Pasqua: mai più separati !


Sieger Köder, Il Cireneo aiuta Gesù



"Costrinsero a portare la sua croce un tale che passava, un certo Simone di Cirene" (Mc 15,21)
Probabilmente non avremmo voluto essere nei panni di quel Simone... o chissà... forse sì...
E' difficile mettersi nei panni di una persona vissuta in tempi e circostanze così lontane e difficili e diverse da quelle che noi possiamo vivere. Però ci commuove , ci interpella, ci provoca questa scena. Soprattutto ci costringe a riflettere se la contempliamo raffigurata nel capolavoro di Köder. Quale dei due è Gesù e quale il Cireneo? Forse Gesù è quello con la veste rossa: si intravedono sulla fronte i segni delle spine. Ma quei due sembrano gemelli e sono strettamente abbracciati, guancia contro guancia, abbarbicati alla trave della croce, il volto segnato dalla stessa fatica.

E' il Cireneo che aiuta Gesù... o è Gesù che aiuta il Cireneo?

Quando la vita ci costringe a portare una trave pesante, la chiamiamo facilmente croce.
Ma è croce solo se Gesù la porta con noi, altrimenti è dolore nudo e crudo, inutile, disperante, sterile. E comunque ineliminabile. 

Ci diciamo tante volte, nelle nostre elucubrazioni spirituali, che quando quella trave ci cade addosso, dobbiamo aiutare Gesù a portare la croce. 
Simone non ha scelto di aiutare Gesù. Dice il Vangelo che è stato costretto. Anche noi siamo costretti, ma è l'inquinamento del peccato che ci costringe a portare il dolore, la tribolazione, la morte. E Dio fatto carne, Gesù di Nazaret, entrato per sempre nella carne umana, ha scelto - lui sì ha scelto - di condividere il nostro dolore, la nostra morte. Per questo è sotto il peso della croce. Per questo è innalzato sulla croce. 
La croce: l'eterno segno dell'amore di Dio per l'umanità, per ogni uomo e ogni donna.

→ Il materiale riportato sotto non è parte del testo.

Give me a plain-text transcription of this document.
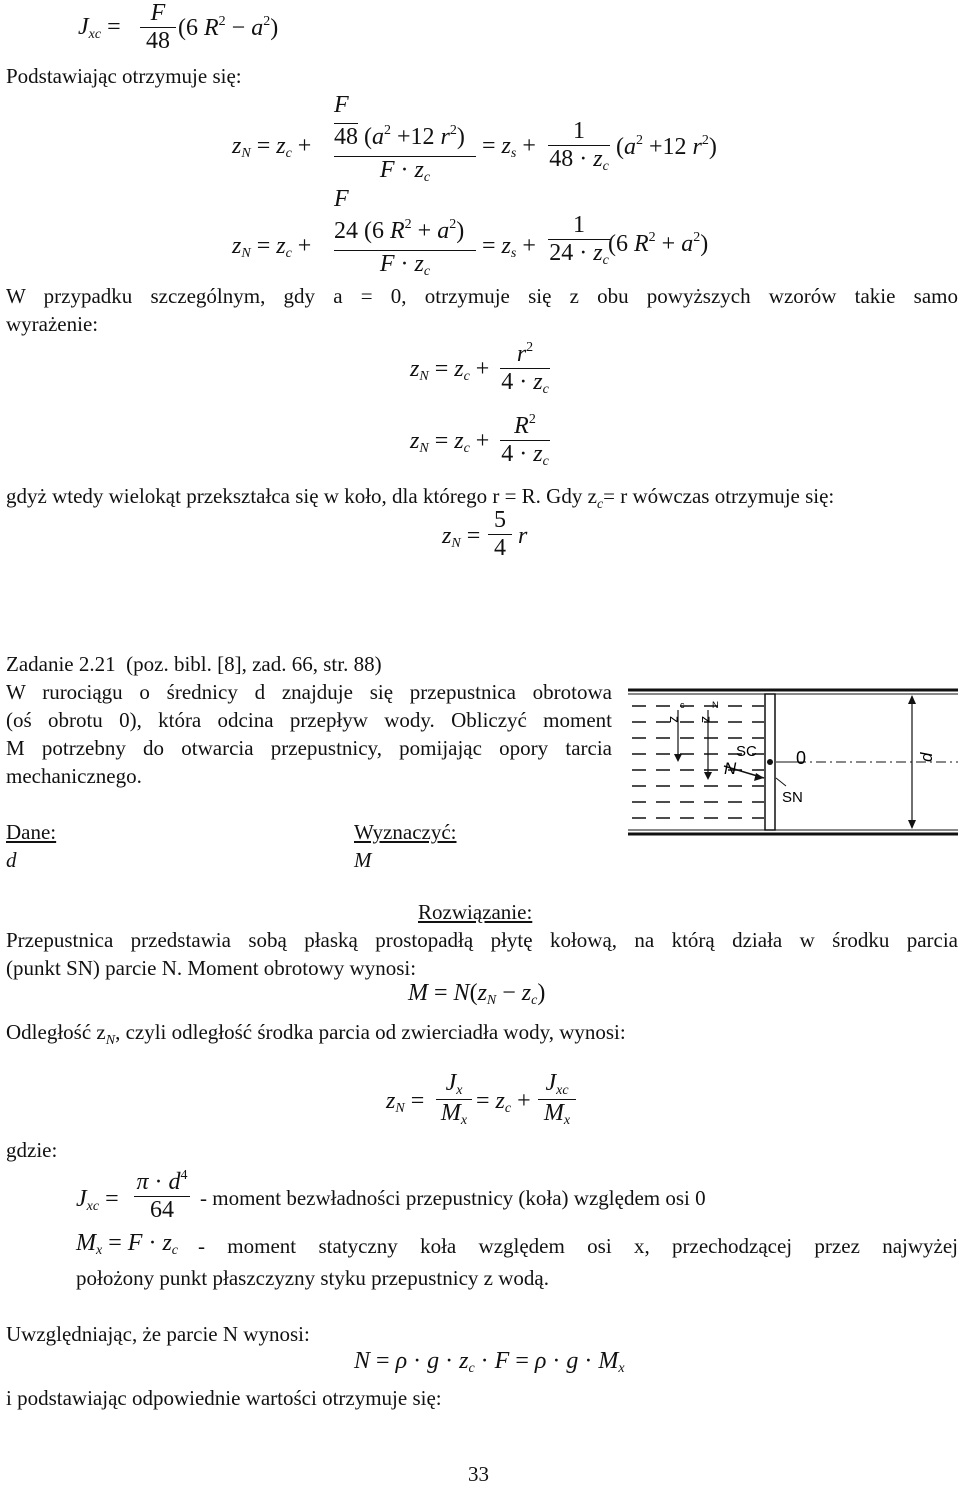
$J_{xc}$ =
F
48 (6 $R^2 - a^2$)
Podstawiając otrzymuje się:
$z_N = z_c$ +
F
48 ($a^2 +12$ $r^2$)
$F \cdot z_c$
= $z_s$ +
1
$48 \cdot z_c$
($a^2 +12$ $r^2$)
$z_N = z_c$ +
F
24 (6 $R^2 + a^2$)
$F \cdot z_c$
= $z_s$ +
1
$24 \cdot z_c$
(6 $R^2 + a^2$)
W przypadku szczególnym, gdy a = 0, otrzymuje się z obu powyższych wzorów takie samo
wyrażenie:
$z_N = z_c$ +
$r^2$
$4 \cdot z_c$
$z_N = z_c$ +
$R^2$
$4 \cdot z_c$
gdyż wtedy wielokąt przekształca się w koło, dla którego r = R. Gdy $z_c= r$ wówczas otrzymuje się:
$z_N$ =
5
4 r
Zadanie 2.21 (poz. bibl. [8], zad. 66, str. 88)
W rurociągu o średnicy d znajduje się przepustnica obrotowa
(oś obrotu 0), która odcina przepływ wody. Obliczyć moment
M potrzebny do otwarcia przepustnicy, pomijając opory tarcia
mechanicznego.
Dane:
d
Wyznaczyć:
M
z
c
z
N
0
SC
N
SN
d
Rozwiązanie:
Przepustnica przedstawia sobą płaską prostopadłą płytę kołową, na którą działa w środku parcia
(punkt SN) parcie N. Moment obrotowy wynosi:
$M = N(z_N - z_c)$
Odległość $z_N$, czyli odległość środka parcia od zwierciadła wody, wynosi:
$z_N$ =
$J_x$
$M_x$
= $z_c$ +
$J_{xc}$
$M_x$
gdzie:
$J_{xc}$ =
$\pi \cdot d^4$
64	- moment bezwładności przepustnicy (koła) względem osi 0
$M_x = F \cdot z_c$ - moment statyczny koła względem osi x, przechodzącej przez najwyżej
położony punkt płaszczyzny styku przepustnicy z wodą.
Uwzględniając, że parcie N wynosi:
$N = \rho \cdot g \cdot z_c \cdot F = \rho \cdot g \cdot M_x$
i podstawiając odpowiednie wartości otrzymuje się:
33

Fin dall'inizio l'umanità è crocifissa. E Dio fatto uomo ha scelto di condividere la nostra condizione. 
E' lui venuto - senza costrizione, liberamente - ad aiutarci a portare la croce. E il suo volto diventa assolutamente somigliante a quello di tutti i crocifissi. 

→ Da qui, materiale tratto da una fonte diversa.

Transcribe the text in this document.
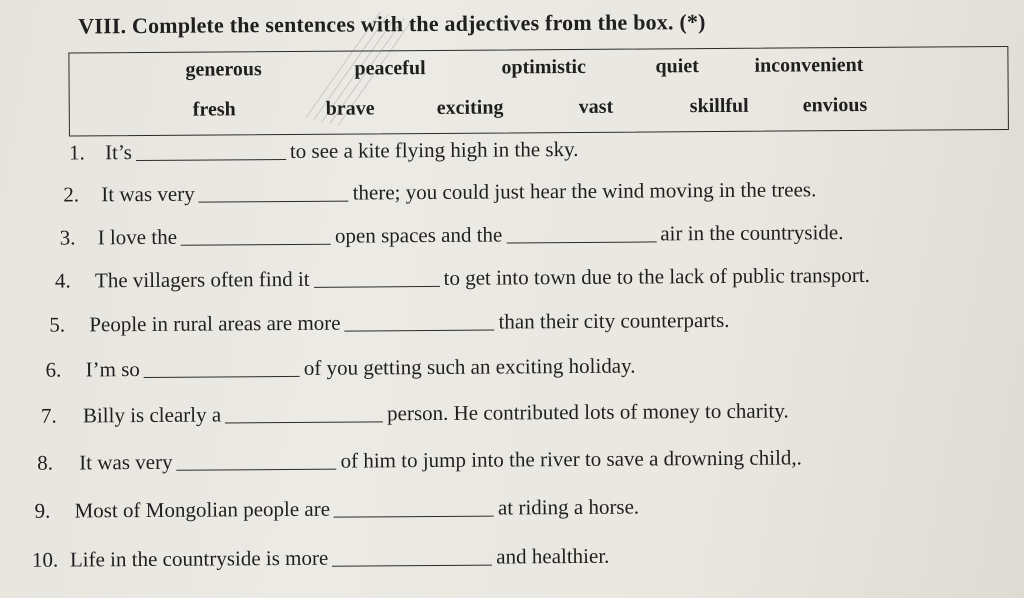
VIII. Complete the sentences with the adjectives from the box. (*)
generous	peaceful	optimistic	quiet	inconvenient
fresh	brave	exciting	vast	skillful	envious
1. It’s	to see a kite flying high in the sky.
2.	It was very	there; you could just hear the wind moving in the trees.
3.	I love the	open spaces and the	air in the countryside.
4.	The villagers often find it	to get into town due to the lack of public transport.
5.	People in rural areas are more	than their city counterparts.
6.	I’m so	of you getting such an exciting holiday.
7.	Billy is clearly a	person. He contributed lots of money to charity.
8.	It was very	of him to jump into the river to save a drowning child,.
9.	Most of Mongolian people are	at riding a horse.
10. Life in the countryside is more	and healthier.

Ma la sua morte scelta per amore  vince per sempre ogni morte umana: è vita! Perché l'amore è più forte di ogni morte. L'amore è vita!  E anche il nostro dolore, nel suo, trova senso e valore; può generare vita.

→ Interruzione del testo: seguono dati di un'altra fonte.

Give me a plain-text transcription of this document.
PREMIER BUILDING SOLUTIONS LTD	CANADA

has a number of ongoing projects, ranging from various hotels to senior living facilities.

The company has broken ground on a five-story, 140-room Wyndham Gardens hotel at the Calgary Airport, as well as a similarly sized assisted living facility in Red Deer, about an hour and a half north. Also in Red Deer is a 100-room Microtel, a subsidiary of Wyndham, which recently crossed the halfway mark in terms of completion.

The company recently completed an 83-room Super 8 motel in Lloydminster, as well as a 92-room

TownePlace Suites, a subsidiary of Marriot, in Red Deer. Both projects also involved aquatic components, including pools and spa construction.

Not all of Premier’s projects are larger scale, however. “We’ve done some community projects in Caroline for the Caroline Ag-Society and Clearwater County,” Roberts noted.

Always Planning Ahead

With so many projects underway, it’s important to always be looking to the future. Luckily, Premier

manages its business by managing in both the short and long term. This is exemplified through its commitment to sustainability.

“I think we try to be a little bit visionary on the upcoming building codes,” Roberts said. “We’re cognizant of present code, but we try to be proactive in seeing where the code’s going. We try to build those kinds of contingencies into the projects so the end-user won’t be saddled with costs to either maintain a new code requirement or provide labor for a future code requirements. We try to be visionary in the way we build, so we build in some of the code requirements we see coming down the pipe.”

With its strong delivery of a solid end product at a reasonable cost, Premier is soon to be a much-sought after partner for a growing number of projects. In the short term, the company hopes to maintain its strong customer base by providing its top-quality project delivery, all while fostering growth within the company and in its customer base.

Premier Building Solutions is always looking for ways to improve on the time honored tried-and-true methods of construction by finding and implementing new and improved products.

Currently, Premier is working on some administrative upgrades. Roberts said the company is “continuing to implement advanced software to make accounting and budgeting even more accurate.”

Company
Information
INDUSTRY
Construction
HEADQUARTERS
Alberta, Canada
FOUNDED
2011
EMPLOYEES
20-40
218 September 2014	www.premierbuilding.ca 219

Marko Rupnik,  Discesa agli inferi


E poiché Lui si è fatto uno con noi crocifissi, noi diventiamo uno con Lui Risorto, Lui che ci trae fuori dagli inferi e dalla morte.

Niente e nessuno potrà mai più separarci da Lui, il Crocifisso Risorto, se non scegliamo noi di abbandonarlo, perché ci ha inseguiti fin nella morte e non smette di incontrarci e sostenerci su ogni via di dolore che sale ogni Golgota, di accompagnarci e illuminarci su ogni strada di disperazione che scende verso Emmaus, di mostrarci i segni indelebili dell'amore dentro ogni stanza sbarrata dalla paura.

E' il Risorto, ma è per sempre il Crocifisso: contempliamo le sue mani, i suoi piedi, il suo costato. 

Noi, inquieti e tormentati Tommaso, toccando tremanti le nostre stesse ferite e quelle dei nostri fratelli e sorelle, possiamo riconoscere le piaghe traboccanti luminoso eterno amore del Crocifisso che è "Mio Signore e mio Dio" (Gv 20,28). Unica speranza.


L'augurio di Buona Pasqua possa essere l'augurio di incontrare il Crocifisso Risorto dentro la nostra stessa tribolazione, dentro la nostra stessa croce, per entrare con Lui nella sua stessa vita che è Amore e Pace.